1. Allgemeines
Rz. 17
Nach dem Wortlaut des § 20 Abs. 1 Satz 1 ErbStG sind Erwerber und Schenker gleichrangig Gesamtschuldner der Schenkungsteuer, denn Steuerschuldner ist "auch" der Schenker (§ 20 Abs. 1 Satz 1 ErbStG, § 44 Abs. 1 Satz 1 AO). Das Schenkungsteuerfinanzamt könnte daher durchaus beide gleichzeitig und – ohne Rücksicht auf ihr Innenverhältnis – sogar durch zusammengefassten Steuerbescheid in Anspruch nehmen (§ 155 Abs. 3 Sätze 1, 3 AO).

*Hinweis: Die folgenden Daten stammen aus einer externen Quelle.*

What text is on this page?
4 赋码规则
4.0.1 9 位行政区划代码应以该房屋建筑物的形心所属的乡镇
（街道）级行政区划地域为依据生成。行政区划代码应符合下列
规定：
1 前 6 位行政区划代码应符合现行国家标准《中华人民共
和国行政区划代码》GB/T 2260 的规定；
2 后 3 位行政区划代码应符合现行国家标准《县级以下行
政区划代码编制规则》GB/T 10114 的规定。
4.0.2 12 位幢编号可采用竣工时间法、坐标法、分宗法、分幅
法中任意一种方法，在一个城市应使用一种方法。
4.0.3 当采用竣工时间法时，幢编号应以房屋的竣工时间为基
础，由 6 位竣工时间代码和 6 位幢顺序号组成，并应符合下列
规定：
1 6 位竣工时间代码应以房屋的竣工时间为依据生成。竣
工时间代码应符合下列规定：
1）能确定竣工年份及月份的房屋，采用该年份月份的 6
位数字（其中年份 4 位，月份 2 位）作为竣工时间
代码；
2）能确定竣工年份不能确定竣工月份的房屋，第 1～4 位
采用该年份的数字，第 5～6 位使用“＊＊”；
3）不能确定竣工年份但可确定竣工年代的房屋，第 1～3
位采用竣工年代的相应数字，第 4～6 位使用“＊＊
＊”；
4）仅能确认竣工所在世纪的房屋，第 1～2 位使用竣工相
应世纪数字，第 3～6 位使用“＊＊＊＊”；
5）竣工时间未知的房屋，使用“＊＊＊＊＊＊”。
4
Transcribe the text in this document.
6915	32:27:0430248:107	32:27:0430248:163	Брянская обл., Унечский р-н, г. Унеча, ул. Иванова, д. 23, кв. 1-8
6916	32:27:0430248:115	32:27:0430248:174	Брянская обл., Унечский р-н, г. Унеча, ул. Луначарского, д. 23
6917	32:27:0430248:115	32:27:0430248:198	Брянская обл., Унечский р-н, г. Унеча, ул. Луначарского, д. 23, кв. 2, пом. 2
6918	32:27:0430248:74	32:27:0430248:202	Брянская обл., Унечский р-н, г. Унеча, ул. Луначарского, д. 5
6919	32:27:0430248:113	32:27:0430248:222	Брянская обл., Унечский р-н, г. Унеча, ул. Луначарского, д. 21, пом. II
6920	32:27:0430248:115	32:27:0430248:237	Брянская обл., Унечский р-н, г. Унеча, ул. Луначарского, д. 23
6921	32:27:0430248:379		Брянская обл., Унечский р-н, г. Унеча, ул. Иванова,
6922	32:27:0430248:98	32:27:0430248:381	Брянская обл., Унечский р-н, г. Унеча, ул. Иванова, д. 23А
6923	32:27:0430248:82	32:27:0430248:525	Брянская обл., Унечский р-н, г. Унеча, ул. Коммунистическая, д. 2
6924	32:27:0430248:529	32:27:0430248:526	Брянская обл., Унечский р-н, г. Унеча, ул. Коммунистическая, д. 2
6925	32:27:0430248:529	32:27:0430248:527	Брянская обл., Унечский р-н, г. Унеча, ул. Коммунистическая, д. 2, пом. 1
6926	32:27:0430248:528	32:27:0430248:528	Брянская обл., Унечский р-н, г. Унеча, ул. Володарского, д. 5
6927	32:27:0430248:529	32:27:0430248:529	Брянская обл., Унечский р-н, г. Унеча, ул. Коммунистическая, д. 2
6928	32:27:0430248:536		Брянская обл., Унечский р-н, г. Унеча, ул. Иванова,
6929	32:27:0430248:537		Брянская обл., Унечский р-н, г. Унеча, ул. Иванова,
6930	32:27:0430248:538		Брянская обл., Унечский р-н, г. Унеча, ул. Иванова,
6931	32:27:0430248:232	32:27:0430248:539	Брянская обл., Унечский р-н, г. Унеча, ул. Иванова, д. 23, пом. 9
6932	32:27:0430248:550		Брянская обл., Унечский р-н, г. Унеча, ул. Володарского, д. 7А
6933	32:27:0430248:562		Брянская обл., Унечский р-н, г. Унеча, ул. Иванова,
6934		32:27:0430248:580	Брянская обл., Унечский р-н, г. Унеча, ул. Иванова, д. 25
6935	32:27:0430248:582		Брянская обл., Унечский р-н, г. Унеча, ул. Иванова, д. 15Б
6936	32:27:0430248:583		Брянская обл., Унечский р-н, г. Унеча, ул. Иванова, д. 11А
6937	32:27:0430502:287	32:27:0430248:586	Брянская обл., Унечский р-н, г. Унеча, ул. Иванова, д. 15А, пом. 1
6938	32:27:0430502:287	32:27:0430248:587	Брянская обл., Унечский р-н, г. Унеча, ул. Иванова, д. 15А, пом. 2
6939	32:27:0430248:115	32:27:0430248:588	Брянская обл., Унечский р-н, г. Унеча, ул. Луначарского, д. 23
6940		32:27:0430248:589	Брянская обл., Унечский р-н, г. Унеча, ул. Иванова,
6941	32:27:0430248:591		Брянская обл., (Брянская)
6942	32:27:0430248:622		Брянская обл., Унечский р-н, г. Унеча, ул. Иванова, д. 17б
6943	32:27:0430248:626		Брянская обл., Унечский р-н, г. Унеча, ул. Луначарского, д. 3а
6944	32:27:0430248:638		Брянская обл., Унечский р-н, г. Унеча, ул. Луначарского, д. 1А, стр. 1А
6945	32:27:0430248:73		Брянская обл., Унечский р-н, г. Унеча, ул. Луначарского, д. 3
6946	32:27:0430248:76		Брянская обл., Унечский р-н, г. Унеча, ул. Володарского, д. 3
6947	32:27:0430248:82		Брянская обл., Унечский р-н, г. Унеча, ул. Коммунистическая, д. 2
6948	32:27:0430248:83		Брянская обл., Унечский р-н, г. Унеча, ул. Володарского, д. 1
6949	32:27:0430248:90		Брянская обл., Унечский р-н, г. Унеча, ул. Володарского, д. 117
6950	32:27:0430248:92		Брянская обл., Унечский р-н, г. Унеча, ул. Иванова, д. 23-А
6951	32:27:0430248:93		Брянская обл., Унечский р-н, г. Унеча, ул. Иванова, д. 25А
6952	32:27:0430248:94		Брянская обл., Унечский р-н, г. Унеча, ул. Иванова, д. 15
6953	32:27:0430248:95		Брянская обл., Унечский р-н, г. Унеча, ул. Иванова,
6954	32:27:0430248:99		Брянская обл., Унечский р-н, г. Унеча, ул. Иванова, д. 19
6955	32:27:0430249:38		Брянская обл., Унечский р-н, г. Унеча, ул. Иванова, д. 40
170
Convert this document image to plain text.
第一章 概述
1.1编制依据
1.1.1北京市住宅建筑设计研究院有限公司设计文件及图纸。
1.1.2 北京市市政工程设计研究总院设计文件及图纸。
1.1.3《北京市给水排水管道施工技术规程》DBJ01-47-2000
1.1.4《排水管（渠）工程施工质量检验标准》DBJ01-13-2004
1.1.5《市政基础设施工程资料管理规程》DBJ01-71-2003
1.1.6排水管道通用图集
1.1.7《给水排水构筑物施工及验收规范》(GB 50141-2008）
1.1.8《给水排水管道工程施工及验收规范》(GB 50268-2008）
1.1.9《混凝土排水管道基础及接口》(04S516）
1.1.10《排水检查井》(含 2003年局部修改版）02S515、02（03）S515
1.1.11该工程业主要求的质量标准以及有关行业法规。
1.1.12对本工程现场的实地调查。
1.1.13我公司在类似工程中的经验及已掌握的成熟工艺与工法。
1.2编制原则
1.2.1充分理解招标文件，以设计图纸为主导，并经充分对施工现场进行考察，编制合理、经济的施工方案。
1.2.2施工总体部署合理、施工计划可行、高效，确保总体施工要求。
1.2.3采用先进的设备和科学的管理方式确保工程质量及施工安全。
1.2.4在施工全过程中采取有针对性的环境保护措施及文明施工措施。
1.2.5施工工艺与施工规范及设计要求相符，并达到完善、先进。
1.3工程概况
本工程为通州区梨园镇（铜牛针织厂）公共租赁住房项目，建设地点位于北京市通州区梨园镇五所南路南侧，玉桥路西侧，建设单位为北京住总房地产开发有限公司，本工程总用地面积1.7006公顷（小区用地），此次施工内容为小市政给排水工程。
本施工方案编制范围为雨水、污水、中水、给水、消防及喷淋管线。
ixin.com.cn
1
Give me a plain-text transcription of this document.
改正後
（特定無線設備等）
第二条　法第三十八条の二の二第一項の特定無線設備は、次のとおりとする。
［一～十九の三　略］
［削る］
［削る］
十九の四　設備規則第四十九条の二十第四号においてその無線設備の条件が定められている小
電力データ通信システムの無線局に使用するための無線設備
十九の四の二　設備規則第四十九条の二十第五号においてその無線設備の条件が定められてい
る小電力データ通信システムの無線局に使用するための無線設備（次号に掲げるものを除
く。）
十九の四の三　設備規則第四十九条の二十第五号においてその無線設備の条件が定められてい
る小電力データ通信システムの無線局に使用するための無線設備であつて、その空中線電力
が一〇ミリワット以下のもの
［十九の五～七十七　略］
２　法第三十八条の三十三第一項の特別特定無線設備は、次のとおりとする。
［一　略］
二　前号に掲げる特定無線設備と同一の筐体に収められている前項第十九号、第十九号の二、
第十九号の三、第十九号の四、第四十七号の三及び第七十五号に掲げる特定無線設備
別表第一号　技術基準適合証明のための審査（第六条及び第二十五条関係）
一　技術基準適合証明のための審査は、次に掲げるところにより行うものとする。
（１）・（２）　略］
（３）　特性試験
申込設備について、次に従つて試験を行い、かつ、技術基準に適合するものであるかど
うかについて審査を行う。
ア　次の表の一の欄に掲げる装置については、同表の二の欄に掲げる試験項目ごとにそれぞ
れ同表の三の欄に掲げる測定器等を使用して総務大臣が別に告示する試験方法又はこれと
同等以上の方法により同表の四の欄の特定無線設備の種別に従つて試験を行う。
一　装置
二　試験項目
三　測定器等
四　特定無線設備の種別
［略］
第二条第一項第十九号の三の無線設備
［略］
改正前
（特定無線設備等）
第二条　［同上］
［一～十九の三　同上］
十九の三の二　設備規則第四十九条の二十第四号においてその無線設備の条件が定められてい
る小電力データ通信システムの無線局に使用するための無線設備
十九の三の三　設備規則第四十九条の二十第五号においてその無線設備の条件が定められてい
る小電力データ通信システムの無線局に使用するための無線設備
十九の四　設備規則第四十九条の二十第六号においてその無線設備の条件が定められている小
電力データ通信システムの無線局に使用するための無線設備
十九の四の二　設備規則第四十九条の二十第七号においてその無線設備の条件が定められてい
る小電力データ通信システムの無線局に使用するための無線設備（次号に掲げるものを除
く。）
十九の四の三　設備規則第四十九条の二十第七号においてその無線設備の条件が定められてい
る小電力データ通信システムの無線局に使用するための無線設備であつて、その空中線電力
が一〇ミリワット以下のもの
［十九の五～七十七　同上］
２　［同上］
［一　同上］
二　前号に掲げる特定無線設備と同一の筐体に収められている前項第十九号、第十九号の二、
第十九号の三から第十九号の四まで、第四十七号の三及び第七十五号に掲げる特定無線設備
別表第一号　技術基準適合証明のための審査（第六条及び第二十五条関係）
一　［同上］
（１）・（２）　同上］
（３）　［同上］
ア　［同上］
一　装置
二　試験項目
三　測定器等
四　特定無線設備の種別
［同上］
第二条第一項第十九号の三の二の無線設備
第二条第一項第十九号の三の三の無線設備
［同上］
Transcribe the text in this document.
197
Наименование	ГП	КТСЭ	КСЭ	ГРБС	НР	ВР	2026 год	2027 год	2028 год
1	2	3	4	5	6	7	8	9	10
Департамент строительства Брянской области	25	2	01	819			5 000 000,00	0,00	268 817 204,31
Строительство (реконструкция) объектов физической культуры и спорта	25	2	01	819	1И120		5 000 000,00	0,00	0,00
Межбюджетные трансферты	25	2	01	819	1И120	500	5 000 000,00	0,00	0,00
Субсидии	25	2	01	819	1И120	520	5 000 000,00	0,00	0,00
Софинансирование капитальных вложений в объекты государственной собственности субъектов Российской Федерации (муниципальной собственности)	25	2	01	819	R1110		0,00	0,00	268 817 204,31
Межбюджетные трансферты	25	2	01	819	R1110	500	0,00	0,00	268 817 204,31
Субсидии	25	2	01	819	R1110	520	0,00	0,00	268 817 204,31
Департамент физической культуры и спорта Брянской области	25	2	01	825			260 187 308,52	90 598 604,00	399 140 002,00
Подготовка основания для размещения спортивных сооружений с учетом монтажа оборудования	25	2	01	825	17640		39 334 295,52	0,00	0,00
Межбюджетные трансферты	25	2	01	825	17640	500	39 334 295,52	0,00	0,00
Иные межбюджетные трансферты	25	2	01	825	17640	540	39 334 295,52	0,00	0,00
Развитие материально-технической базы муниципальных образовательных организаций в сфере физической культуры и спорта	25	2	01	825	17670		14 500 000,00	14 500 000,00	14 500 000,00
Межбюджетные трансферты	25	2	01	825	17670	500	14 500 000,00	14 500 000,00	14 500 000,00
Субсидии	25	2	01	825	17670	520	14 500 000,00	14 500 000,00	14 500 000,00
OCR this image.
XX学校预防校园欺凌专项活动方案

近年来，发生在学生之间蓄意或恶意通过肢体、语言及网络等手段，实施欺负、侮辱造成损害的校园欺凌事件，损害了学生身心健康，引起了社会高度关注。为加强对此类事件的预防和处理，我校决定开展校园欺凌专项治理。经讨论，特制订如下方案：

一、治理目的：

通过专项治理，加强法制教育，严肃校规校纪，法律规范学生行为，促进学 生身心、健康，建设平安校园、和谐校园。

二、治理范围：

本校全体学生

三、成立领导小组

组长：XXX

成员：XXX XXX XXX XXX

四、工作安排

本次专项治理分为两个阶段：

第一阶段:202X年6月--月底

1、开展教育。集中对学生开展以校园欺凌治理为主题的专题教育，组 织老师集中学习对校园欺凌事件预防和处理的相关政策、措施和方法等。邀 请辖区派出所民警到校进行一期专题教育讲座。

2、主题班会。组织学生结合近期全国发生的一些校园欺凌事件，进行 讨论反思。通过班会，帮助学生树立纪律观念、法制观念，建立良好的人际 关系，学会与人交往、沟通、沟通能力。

Doch allein der Steuerzugriff auf den Erwerber wird durch den die Besteuerung nach dem ErbStG tragenden Belastungsgrund der Steigerung wirtschaftlicher Leistungsfähigkeit legitimiert. Die Inanspruchnahme des Schenkers ist mit Art. 3 Abs. 1 GG nur vereinbar, wenn er wie ein Haftungsschuldner die Schenkungsteuer anstelle des Erwerbers grundsätzlich nachrangig schuldet. Dem entspricht die übliche Praxis. Sie behandelt den Schenker regelmäßig nur als potenziellen Steuerschuldner und macht die Schenkungsteuer als Bereicherungssteuer primär gegenüber dem Erwerber geltend; das insoweit zitierte BFH-Urteil stützte sich allerdings auf die inzwischen nicht mehr geltende Norm des § 16 Abs. 1 ErbStDV, wonach der Schenker lediglich bei entsprechendem Antrag oder Übernahme der Schenkungsteuer belangt werden sollte. Fehlt ein solcher Antrag, genügt ein formloses Übernahmeversprechen gegenüber dem Erwerber nicht.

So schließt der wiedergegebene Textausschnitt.